Car il existe un scénario du pire. Preuve en est, le bas de laine constitué depuis 2002 par la FIFA. Depuis cette année-là, les réserves de l’organisation à but non lucratif ont été constituées pour atteindre un record prévu de 1,65 milliard d’euros en 2018. Une idée venue du CIO, conscient qu’en cas de boycott ou d’annulation, pour une raison ou une autre, de sa compétition-phare, les revenus afférents s’envoleraient aussitôt. Mais pour Didier Primault, c’est plutôt de l’intérieur que peut venir le danger : « Si on allait encore un cran plus loin par rapport aux dérives et qu’on s’apercevait que les gens de la FIFA eux-mêmes vendent les matchs à des sociétés de pari, comme ce qui a pu se passer en Asie, ça commencerait à être très compliqué. Je prends cet exemple, car ça a tué le football professionnel dans certains pays asiatiques, vu que la compétion elle-même ne devenait plus crédible, puisque manipulée.
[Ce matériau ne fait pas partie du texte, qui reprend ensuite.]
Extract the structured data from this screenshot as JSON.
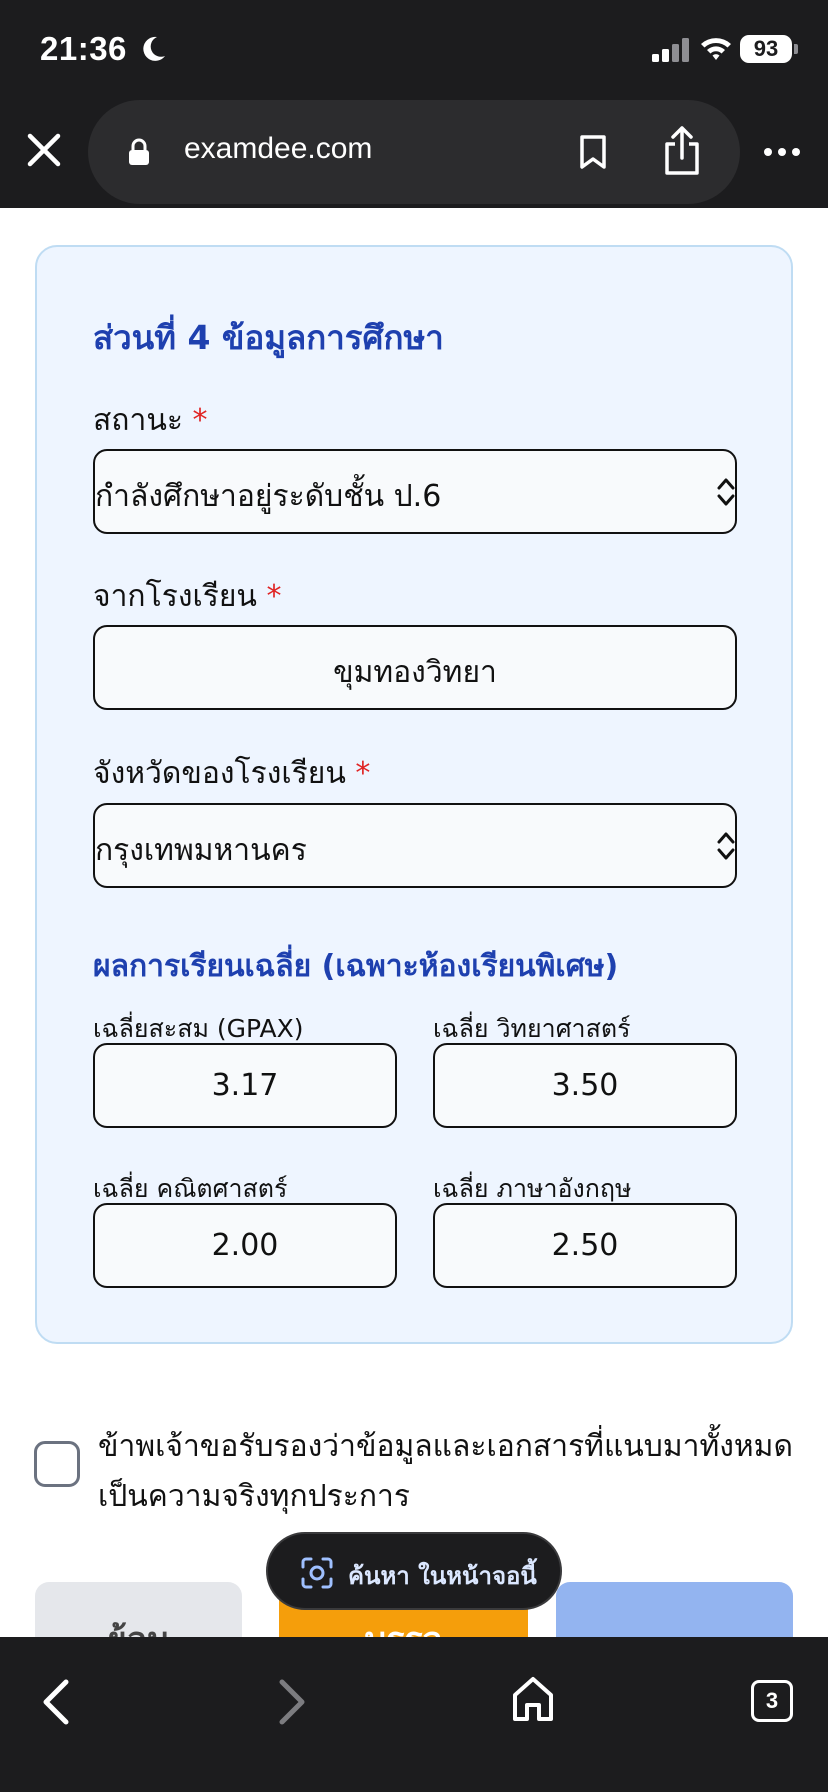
{
  "status_bar": {
    "time": "21:36",
    "battery": "93"
  },
  "browser": {
    "url": "examdee.com",
    "tab_count": "3"
  },
  "form": {
    "section_title": "ส่วนที่ 4 ข้อมูลการศึกษา",
    "required_mark": "*",
    "status": {
      "label": "สถานะ",
      "value": "กำลังศึกษาอยู่ระดับชั้น ป.6"
    },
    "school": {
      "label": "จากโรงเรียน",
      "value": "ขุมทองวิทยา"
    },
    "province": {
      "label": "จังหวัดของโรงเรียน",
      "value": "กรุงเทพมหานคร"
    },
    "grades": {
      "heading": "ผลการเรียนเฉลี่ย (เฉพาะห้องเรียนพิเศษ)",
      "gpax": {
        "label": "เฉลี่ยสะสม (GPAX)",
        "value": "3.17"
      },
      "science": {
        "label": "เฉลี่ย วิทยาศาสตร์",
        "value": "3.50"
      },
      "math": {
        "label": "เฉลี่ย คณิตศาสตร์",
        "value": "2.00"
      },
      "english": {
        "label": "เฉลี่ย ภาษาอังกฤษ",
        "value": "2.50"
      }
    }
  },
  "certify": {
    "checked": false,
    "text": "ข้าพเจ้าขอรับรองว่าข้อมูลและเอกสารที่แนบมาทั้งหมดเป็นความจริงทุกประการ"
  },
  "find_on_page": {
    "label": "ค้นหา ในหน้าจอนี้"
  },
  "buttons": {
    "left_peek": "ย้อน",
    "middle_peek": "บรรจ"
  },
  "colors": {
    "accent_blue": "#1e40af",
    "card_bg": "#eef5ff",
    "required_red": "#e02424",
    "orange_button": "#f59e0b",
    "blue_button": "#93b4f0"
  }
}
Ça, ce serait le scénario noir. » In fine, c’est bien l’argument économique qui pourrait être à l’origine du retour de l’éthique au sein de la FIFA. La peur de tuer la poule aux œufs d’or, en somme. En attendant, il faut se serrer la ceinture : Gianni Infantino a réduit son salaire de 58% par rapport à son prédécesseur, soit un maigre 1,4 million d’euros. La FIFA connaît la crise, mais une crise bien à elle.